See it if you are curious about the mind of Kafka (1883-1924), and fascinated by psychological ramifications of the child-parent relationship
Don't see it if you're looking for an entertaining story line or don't care for intense psychological exploration, the unguarded display of a tortured soul
See it if you’re up for a solid performance and super writing on the lifelong effects a dismissive parent can have on a person. Very sobering show.
Don't see it if you’re not going to side with Kafka (duh); you can’t watch a weak, terrified, vulnerable man without blaming him for his own diffidence.
See it if You are very familiar with Kafka. You enjoy the letter-reading play format. You want a terrific performance & striking staging.
Don't see it if You have little-no familiarity w/Kafka. This is the advanced class: there's an assumed context for the letter & it won't be explained.
See it if you are interested in learning about Kafka and his family background. If you like experimental theater or one man shows.
Don't see it if you don't want to have to concentrate too much. Despite this being just about 1 hour, I felt my attention lag at times. It felt longer.
See it if You have a burning desire to see one mans version of what Kafka’s childhood was like.
Don't see it if You feel like you’ve got a good idea of what Kafka’s childhood was like from what you already know about him.
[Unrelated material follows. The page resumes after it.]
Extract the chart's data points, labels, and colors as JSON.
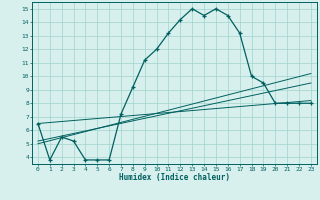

Yeah, it’s just like that.
See it if you can't get enough of dysfunctional relationships onstage, esp a son recounting how his emotionally distant father damaged him.
Don't see it if you're tired of dysfunctional father-son plays, esp when we're given no reason to care abt the main character other than we know it's Kafka
See it if you are interested in some of the timeless aspects of father-son relationships and have the patience for well-delivered 70 minute monologues
Don't see it if you have particular interest in Kafka beyond the Letter to His Father or have a hard time maintaining focus through long monologue
See it if You're intrigued by your father or son. It is black feathers scattered and rescattered; fragmented memories longing to find their light.
Don't see it if you prefer more conventional theatre or have no imagination!
See it if you are interested in the impact of overbearing domestic relationships and how much it can drive one to distraction.